Alors, quelle réponse à la question « Est-ce que la France des prisons est une France des marges ? ». Les sociologues, comme A.-M. Marchetti et Ph. Combessie, 1996, La prison dans la cité, articulent marginalisation sociale et relégation spatiale « Ainsi a-t-on vu, au fil des ans, des masses de détenus, populations stigmatisées s’il en est, de plus en plus reléguées vers des endroits excentrés, déclassés et souvent assez difficiles d’accès pour qui ne dispose pas d’un moyen de transport autonome ». Olivier Milhaud précise que l’analyse des sociologues se fondait sur un plan de construction de prisons des années 1990 et qu’effectivement certains établissements sont emblématiques de cette thèse comme la maison centrale de Clairvaux ou celle de Joux-la-Ville (38km d’Auxerre) où le seul moyen d’y aller est le taxi. Néanmoins, notre intervenant souligne que les réalités de la carte pénitentiaire sont plus complexes. Il reste encore beaucoup de prisons en ville, beaucoup dans des villes préfectures, comme la maison d’arrêt de Saint-Brieuc, ou sous-préfectures, et beaucoup dans les grandes aires urbaines qui sont aujourd’hui très recherchées par le service public pénitentiaire dans une logique de desserte du territoire national localisant la majorité des 66 000 détenus de France au coeur des grandes agglomérations et donc des noeuds des réseaux de communication.

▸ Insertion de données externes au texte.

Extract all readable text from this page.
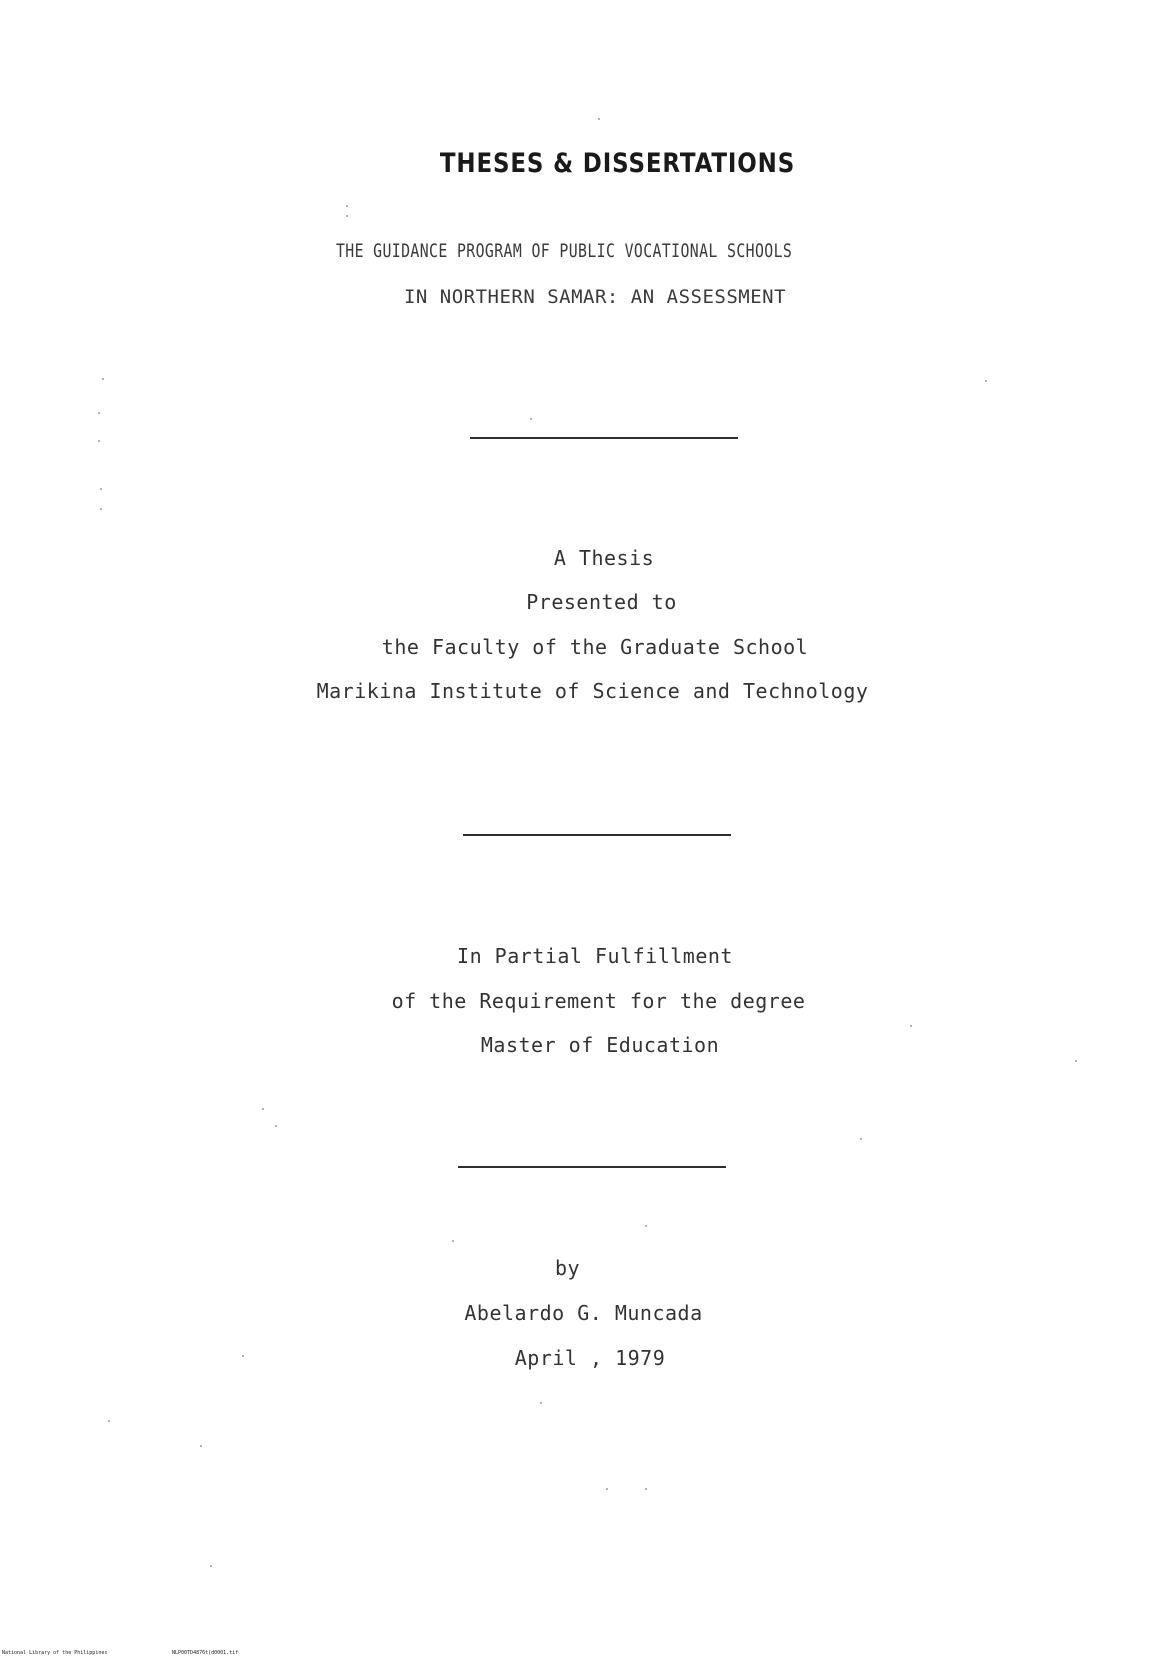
THESES & DISSERTATIONS
THE GUIDANCE PROGRAM OF PUBLIC VOCATIONAL SCHOOLS
IN NORTHERN SAMAR: AN ASSESSMENT
A Thesis
Presented to
the Faculty of the Graduate School
Marikina Institute of Science and Technology
In Partial Fulfillment
of the Requirement for the degree
Master of Education
by
Abelardo G. Muncada
April , 1979
National Library of the Philippines	NLP00TD4876t(d0001.tif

Olivier Milhaud nous invite à lire attentivement la carte pénitentiaire française pour éviter les raisonnements hâtifs sur la situation carcérale en France.
Le calcul du nombre de détenus incarcérés pour 1000 habitants met en évidence des disparités régionales : certains départements sont suréquipés (Meuse) et d’autres sous-équipés (Paris, le Gers, le Lot). Si le taux d’occupation des établissements pénitentiaires est de l’ordre de 120%, il s’agit d’une moyenne des maisons d’arrêt gommant les situations extrêmes. Ce discours d’une surpopulation carcérale qu’il faut résorber pousse, depuis plusieurs années, à une forme de course en avant pour la construction de prisons : « plan des 13 000 » (création de 13 000 places en prison) dans les années 1980, insuffisantes à la fin de la construction ; « plan 4000 » dans les années 1990, « plan des 13 200 » en 2002 ; « plan des 13 600 » annoncé il y a quelques mois. Ne pourrait-on pas plutôt s’interroger sur la durée de détention qui a doublé ces trente dernières années (5 à 11 mois) pour absorber la surpopulation carcérale ? Ne pourrait-on pas développer les peines alternatives plus efficaces et moins chères que la construction de prisons ?

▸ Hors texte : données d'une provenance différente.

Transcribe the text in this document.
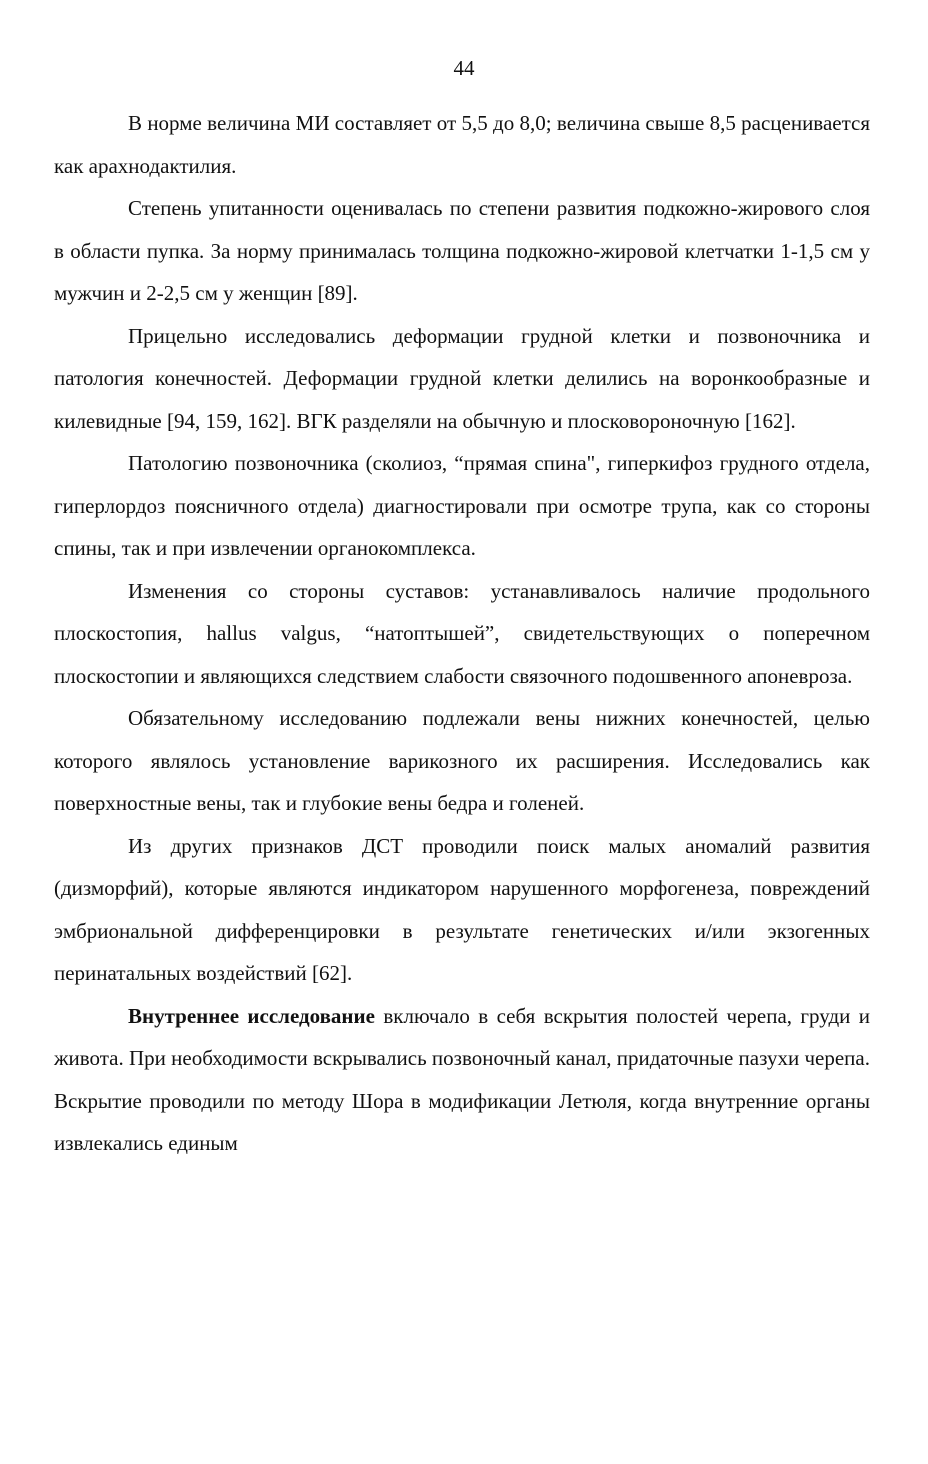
44

В норме величина МИ составляет от 5,5 до 8,0; величина свыше 8,5 расценивается как арахнодактилия.

Степень упитанности оценивалась по степени развития подкожно-жирового слоя в области пупка. За норму принималась толщина подкожно-жировой клетчатки 1-1,5 см у мужчин и 2-2,5 см у женщин [89].

Прицельно исследовались деформации грудной клетки и позвоночника и патология конечностей. Деформации грудной клетки делились на воронкообразные и килевидные [94, 159, 162]. ВГК разделяли на обычную и плосковороночную [162].

Патологию позвоночника (сколиоз, “прямая спина", гиперкифоз грудного отдела, гиперлордоз поясничного отдела) диагностировали при осмотре трупа, как со стороны спины, так и при извлечении органокомплекса.

Изменения со стороны суставов: устанавливалось наличие продольного плоскостопия, hallus valgus, “натоптышей”, свидетельствующих о поперечном плоскостопии и являющихся следствием слабости связочного подошвенного апоневроза.

Обязательному исследованию подлежали вены нижних конечностей, целью которого являлось установление варикозного их расширения. Исследовались как поверхностные вены, так и глубокие вены бедра и голеней.

Из других признаков ДСТ проводили поиск малых аномалий развития (дизморфий), которые являются индикатором нарушенного морфогенеза, повреждений эмбриональной дифференцировки в результате генетических и/или экзогенных перинатальных воздействий [62].

Внутреннее исследование включало в себя вскрытия полостей черепа, груди и живота. При необходимости вскрывались позвоночный канал, придаточные пазухи черепа. Вскрытие проводили по методу Шора в модификации Летюля, когда внутренние органы извлекались единым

2 – L’incarcération, une marginalité sociale ?
La question qui se pose est « Qui est incarcéré ? »
– massivement des hommes (96% des détenus). Une des raisons est liée au processus pénal : dans un premier temps, au moment de l’interpellation, on décide ou pas de la garde à vue, dans un second temps, on décide ou pas de la détention provisoire. Cette décision est extrêmement importante car, à délit identique, on a plus de risques à être condamné à une peine de prison ferme si l’on est en détention provisoire lors de son procès. Or, très souvent, une femme, mère de famille (que faire des enfants ?) n’est pas aussi facilement placée en détention provisoire qu’un homme. Le deuxième filtre a lieu au moment du procès : si le crime n’est pas considéré comme grave dans les représentations de l’époque, on condamne moins les femmes que les hommes. En revanche, si le crime est considéré comme grave (infanticide), la violence d’une femme est lourdement punie (dans notre société qui peine à articuler féminité et criminalité).

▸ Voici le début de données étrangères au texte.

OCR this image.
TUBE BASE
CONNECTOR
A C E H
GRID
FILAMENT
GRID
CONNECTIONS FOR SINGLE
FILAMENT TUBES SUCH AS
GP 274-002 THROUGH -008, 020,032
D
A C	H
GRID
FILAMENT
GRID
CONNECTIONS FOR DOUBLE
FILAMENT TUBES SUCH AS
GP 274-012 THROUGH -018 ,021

– massivement des jeunes (moyenne d’âge des détenus autour de 30-35 ans). Les travaux des sociologues sur les trajectoires de la délinquance montrent bien que les pics de délinquance se situent entre 16 et 25 ans et que les sorties de délinquance autour de 30 ans.
– massivement des pauvres (taux d’activité de moins de 50% à l’entrée en détention) et des illettrés (très fortes difficultés scolaires, plus de 25% échouent au bilan lecture, 48% de sans diplôme élevé, 80% n’ont pas le CAP). Olivier Milhaud présente une carte fort intéressante réalisée par Lucie Bony, géographe .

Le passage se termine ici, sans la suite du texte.